Though I am rarely at a loss for words, this leaves me speechless. Sometimes, the crank will say, “Oh, I’m sorry,” turn, and walk away in embarrassment, or, “How could you have had polio?”—possibly thinking I’m lying. I always want to say, “You don’t have to be old and ugly to be handicapped,” but instead I usually explain that I was born in 1947, to which they usually reiterate that I don’t look that old. Nice, but it rankles to be interrogated in this way. (These are folks who had not seen me walk; they’d only seen me from the shoulder up, sitti
ng in the driver’s seat of my car.)
This age-related disability mindset is a sort of reverse ageism. Since when did disability affect only old people? It’s a prevalent concept: you are (or look) young, you could not be disabled, or, you must be old if you are disabled. There are plenty of young people with Crohn’s disease, heart trouble, and other ailments, however, so I never assume, when I see a young person using a DP placard, that they are an able person doing something unethical (and also illegal). I have, however, occasionally asked people whom I’ve seen sprint from a DP spot into a store if they are disabled; when they’ve answered yes, I’ve said, “Oh! What’s your disability? I’ve had polio.” I hope that if they are using the placard illegally they’ll think twice about it the next time, and if they’re legit, I might learn something.

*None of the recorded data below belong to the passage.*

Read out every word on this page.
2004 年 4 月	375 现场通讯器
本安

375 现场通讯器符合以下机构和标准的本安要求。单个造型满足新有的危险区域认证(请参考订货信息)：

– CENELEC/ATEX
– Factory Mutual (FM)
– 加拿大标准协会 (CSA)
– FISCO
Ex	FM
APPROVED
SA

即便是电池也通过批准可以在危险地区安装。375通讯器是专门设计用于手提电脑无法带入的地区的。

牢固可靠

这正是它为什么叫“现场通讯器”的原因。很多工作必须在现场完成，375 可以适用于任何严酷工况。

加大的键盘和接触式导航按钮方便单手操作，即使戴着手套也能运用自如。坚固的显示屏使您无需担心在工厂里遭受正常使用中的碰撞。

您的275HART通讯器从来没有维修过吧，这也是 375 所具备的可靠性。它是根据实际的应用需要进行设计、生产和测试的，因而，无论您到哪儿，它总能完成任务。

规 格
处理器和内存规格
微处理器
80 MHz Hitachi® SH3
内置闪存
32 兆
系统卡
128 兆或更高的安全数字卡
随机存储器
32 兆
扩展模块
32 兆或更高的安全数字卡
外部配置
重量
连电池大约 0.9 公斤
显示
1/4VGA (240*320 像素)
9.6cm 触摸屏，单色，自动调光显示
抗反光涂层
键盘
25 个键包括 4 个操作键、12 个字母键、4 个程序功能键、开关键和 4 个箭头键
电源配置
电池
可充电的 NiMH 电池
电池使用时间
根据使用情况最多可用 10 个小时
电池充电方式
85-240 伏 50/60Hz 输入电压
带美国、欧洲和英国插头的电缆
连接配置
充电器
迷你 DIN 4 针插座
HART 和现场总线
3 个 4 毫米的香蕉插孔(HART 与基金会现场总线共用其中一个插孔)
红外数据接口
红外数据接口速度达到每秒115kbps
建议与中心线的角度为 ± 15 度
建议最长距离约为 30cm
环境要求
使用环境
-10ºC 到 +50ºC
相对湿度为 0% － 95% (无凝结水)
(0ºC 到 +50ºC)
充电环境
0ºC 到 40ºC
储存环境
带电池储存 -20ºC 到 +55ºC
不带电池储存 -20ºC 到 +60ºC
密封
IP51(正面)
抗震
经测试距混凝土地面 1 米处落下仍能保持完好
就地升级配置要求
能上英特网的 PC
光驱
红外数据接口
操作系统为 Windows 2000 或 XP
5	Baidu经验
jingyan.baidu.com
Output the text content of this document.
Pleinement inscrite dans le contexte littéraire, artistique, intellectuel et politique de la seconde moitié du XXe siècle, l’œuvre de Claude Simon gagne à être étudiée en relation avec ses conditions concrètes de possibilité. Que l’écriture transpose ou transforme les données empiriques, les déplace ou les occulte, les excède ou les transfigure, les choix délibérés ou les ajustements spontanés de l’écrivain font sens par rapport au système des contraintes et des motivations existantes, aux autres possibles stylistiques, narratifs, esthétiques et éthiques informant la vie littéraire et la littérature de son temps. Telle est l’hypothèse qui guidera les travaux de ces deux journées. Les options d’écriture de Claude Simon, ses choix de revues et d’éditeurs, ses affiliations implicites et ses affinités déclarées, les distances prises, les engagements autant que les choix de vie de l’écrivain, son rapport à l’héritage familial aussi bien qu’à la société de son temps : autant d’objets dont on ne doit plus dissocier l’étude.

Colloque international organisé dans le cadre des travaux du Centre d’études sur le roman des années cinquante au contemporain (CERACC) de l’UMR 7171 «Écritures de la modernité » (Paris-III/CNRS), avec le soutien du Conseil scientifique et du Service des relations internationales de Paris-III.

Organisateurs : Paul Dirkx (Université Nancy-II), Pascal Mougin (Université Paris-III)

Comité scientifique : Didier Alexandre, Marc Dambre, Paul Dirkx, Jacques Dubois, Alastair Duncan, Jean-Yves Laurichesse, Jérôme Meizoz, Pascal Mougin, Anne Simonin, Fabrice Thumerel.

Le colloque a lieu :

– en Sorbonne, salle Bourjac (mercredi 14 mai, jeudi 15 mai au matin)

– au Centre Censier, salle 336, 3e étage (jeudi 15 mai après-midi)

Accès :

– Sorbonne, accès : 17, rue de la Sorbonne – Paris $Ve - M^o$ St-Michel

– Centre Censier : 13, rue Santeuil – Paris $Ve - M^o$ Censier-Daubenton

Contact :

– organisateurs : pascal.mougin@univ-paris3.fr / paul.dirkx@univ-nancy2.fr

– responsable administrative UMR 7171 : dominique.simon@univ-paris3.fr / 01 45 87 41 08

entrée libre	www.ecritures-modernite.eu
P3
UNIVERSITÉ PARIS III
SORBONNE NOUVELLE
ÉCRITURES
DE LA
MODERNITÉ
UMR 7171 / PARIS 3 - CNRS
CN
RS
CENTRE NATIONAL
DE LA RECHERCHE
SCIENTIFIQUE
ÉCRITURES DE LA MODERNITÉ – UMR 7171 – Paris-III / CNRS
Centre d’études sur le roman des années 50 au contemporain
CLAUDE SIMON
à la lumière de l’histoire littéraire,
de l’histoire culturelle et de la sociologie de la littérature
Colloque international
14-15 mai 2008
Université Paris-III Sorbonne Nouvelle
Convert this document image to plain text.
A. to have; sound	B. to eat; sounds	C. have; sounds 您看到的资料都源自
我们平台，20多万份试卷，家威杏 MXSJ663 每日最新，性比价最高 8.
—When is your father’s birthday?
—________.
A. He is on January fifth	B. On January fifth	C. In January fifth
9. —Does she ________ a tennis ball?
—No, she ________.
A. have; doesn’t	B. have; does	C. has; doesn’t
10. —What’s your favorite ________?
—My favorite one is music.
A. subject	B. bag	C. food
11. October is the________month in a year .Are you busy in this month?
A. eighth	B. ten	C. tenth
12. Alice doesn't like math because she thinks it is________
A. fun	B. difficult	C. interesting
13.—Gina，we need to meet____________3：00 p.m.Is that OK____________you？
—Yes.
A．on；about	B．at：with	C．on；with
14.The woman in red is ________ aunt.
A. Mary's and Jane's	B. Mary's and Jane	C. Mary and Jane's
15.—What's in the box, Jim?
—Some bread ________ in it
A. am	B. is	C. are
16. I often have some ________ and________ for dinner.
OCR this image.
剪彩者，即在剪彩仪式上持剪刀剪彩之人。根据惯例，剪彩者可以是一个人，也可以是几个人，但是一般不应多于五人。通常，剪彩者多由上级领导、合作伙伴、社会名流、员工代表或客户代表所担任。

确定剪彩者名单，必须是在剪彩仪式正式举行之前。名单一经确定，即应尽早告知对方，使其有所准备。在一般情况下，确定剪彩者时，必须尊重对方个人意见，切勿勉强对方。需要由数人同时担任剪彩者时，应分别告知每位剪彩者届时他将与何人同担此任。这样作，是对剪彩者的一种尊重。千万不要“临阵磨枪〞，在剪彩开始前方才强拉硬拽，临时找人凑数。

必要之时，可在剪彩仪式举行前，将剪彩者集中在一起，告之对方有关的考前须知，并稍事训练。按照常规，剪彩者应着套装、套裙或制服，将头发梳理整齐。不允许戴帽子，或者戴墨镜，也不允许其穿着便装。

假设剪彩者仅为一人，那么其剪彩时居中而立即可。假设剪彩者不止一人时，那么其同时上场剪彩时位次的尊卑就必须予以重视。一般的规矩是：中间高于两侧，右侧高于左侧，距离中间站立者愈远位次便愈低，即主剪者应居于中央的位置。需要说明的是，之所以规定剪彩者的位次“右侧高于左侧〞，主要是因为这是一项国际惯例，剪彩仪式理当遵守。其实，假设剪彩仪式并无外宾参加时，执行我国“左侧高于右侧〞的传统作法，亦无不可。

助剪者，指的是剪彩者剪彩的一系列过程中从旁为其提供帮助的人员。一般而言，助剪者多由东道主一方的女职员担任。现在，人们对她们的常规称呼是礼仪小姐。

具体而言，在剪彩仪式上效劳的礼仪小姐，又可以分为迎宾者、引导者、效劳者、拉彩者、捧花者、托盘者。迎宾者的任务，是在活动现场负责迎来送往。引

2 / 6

The other side of this coin is that frequently when young people see me walk into a room with a cane, they treat me like I’m a really old person—which was weird when it happened in my thirties and forties, when I looked like I was in my twenties and thirties. There is a difference between being treated like you are handicapped and being treated like you are old.
People treating you like you are handicapped can vary from the obsequious hand-wringing over whether you’re going to trip, the “do you need someone to hold you up to get across the room,” and the “let’s put you in a wheelchair-accessible room” at hotels (even when you don’t have a wheelchair) to the much-appreciated simple query regarding whether you need a little assistance, might want to use the elevator around the corner, and/or are capable of managing a few stairs.
But being treated like you are old also means that when you are out with someone, if the waitperson sees your cane, you are always handed the check. It means that maître ds speak to you as if you might not be able to understand or might be deaf, and say, apparently in the way they talk to Grandma on holidays, “Now, are you okay sitting here?”